Most of these studies are in HICs. It seems plausible that spillovers for any intervention could be different and I suspect higher in LMICs than HICs. I assume emotional contagion is a function of spending time together, and spending more time together seems likelier when houses are smaller (you can’t shut yourself in your room as easily), transportation is relatively more expensive, difficult, and dangerous – and you may have fewer reasons to go elsewhere. One caveat is that household sizes are larger, so there may be less time directly spent with any given household member, so that’s a factor that could push in the other direction.
4. What’s next?
I think James and I probably agree that making sense out of the observational evidence is tricky to say the least, and a high quality RCT would be very welcome for informing our views and settling our disagreements. I think some further insight could come sooner rather than later. As I was writing this, I wondered if there was any possibility of household spillovers in Barker et al., (2022), a recent study about the effects of CBT on the general population in Ghana that looked into community spillovers of psychotherapy (-33% the size of the treatment effect but non-significant – but’s that’s a problem for another time).

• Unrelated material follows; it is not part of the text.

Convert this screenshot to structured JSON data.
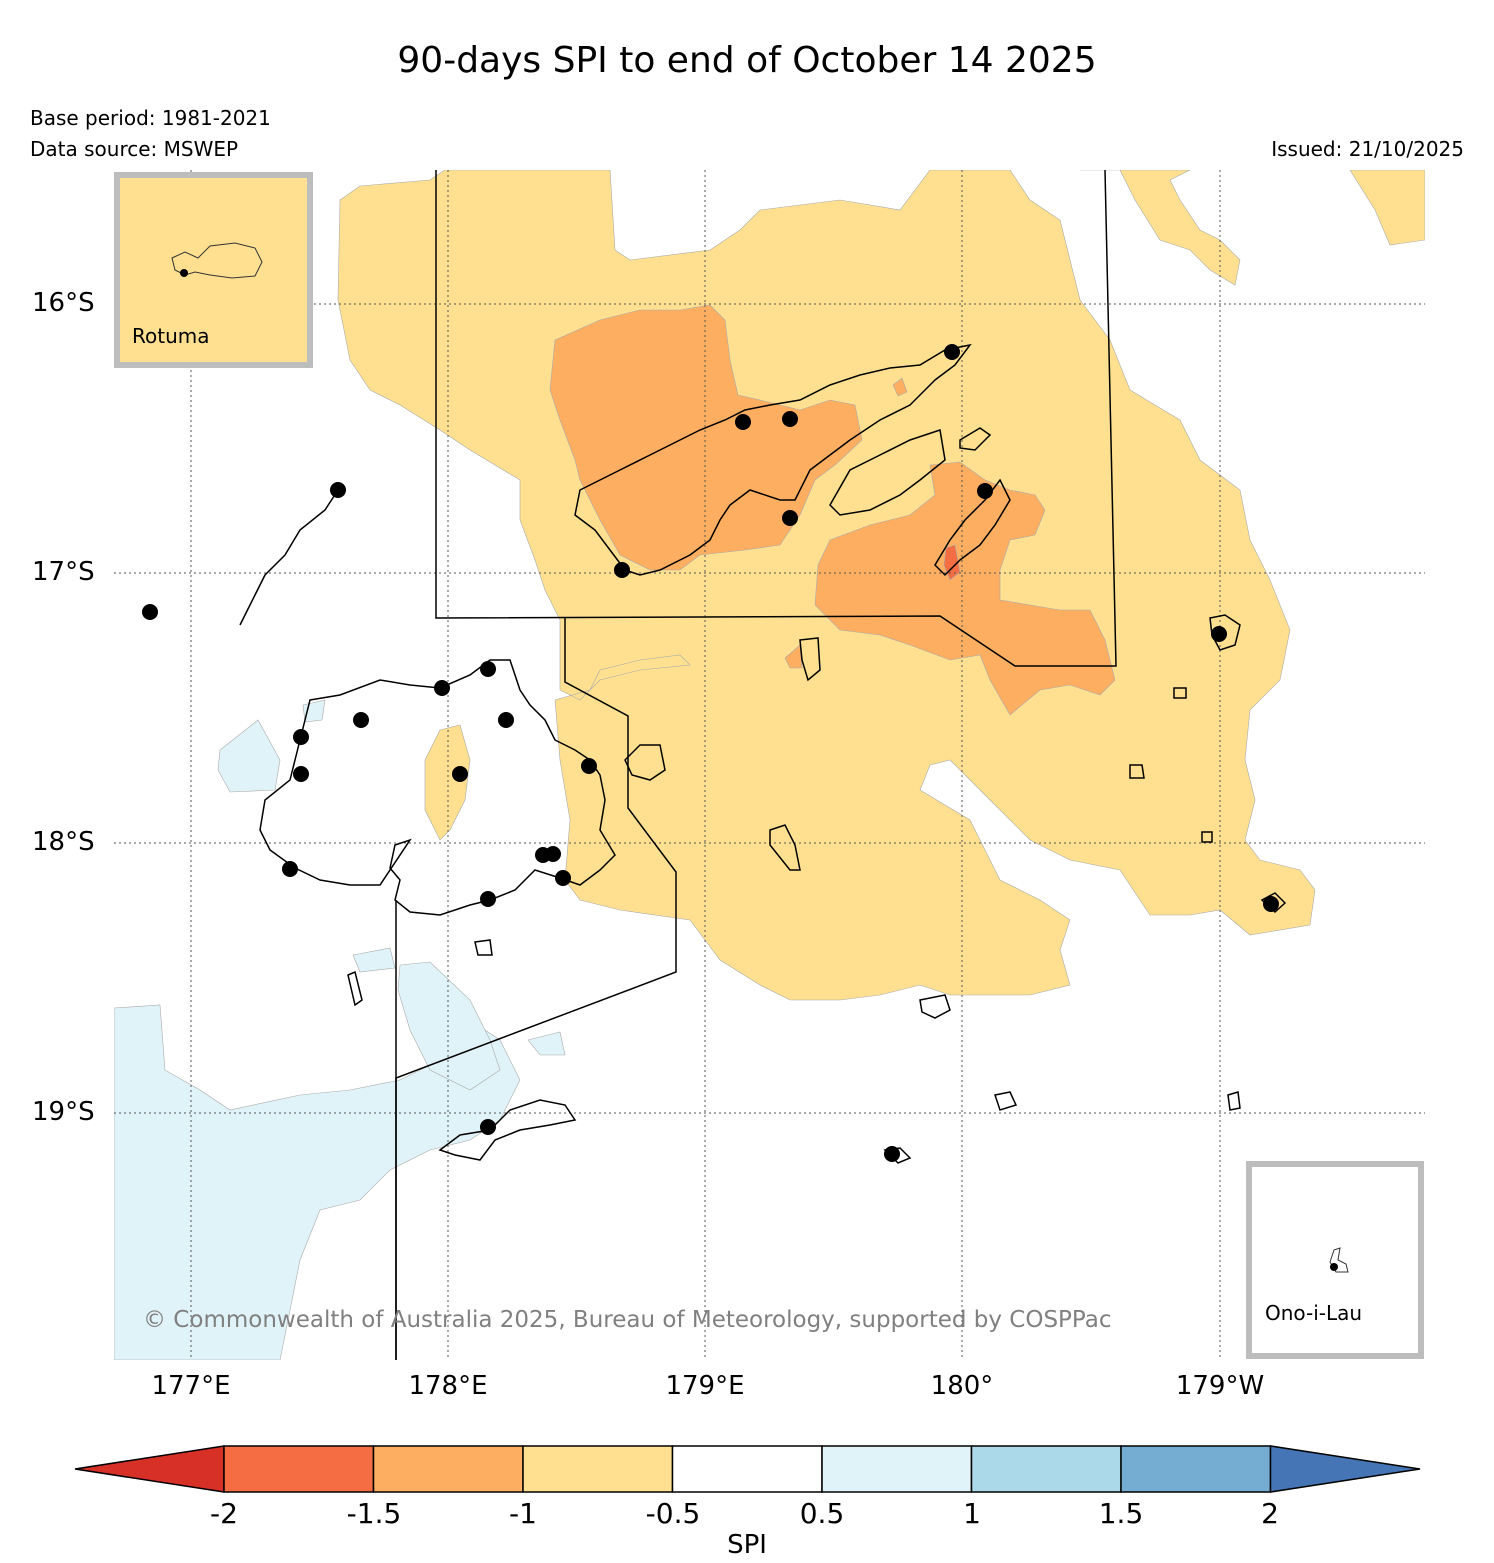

In section 3.2 the paper reads, “At the endline we administered only the “adult” survey, again to both the household head and their spouse… In our analysis of outcomes, we include the responses of both adults in control households; in households where an individual received CBT, we only include treated individuals.’”
This means that while Barket et al. didn’t look into it we should be able to estimate the spousal mental health spillover of having your partner receive CBT. In further good news, the replication materials are public. But I’ll leave this as a teaser while I try to figure out how to run the analysis.
Why a 25% discount? I guess partners are likelier to share tendencies towards a given level of wellbeing, but I think this “birds of a feather” effect is smaller than the genetic effects. Starting from a 50% guess for genetic effects (noted in the next footnote), I thought that the assortative mating effects would be about half the magnitude or 25%.
How did I impute the parent/child effect? The study was ambiguous about the household relations being analysed. So I assumed that it was 50-50 parents and children and that the spouse-to-spouse spillover was a 1/4th that of the parent-to-child spillover.
Why a 50% discount? There appears to be an obvious genetic factor between a parent and child’s levels of wellbeing that could confound these estimates. Jami et al., (2021) reviews ~30 studies that try to disentangle the genetic and environmental link between families affective mental health. My reading is that environmental (pure contagion) effects dominate the anxiety transmission, and genetic-environmental factors seem roughly balanced for depression. Since we mostly consider psychotherapy to treat depression, I only reference the depression results when coming up with the 50% figure.
“When positive posts were reduced in the News Feed, the percentage of positive words in people’s status updates decreased by B = −0.1% compared with control [t(310,044) = −5.63, P < 0.001, Cohen’s d = 0.02], whereas the percentage of words that were negative increased by B = 0.04% (t = 2.71, P = 0.007, d = 0.001). Conversely, when negative posts were reduced, the percent of words that were negative decreased by B = −0.07% [t(310,541) = −5.51, P < 0.001, d = 0.02] and the percentage of words that were positive, conversely, increased by B = 0.06% (t = 2.19, P < 0.003, d = 0.008).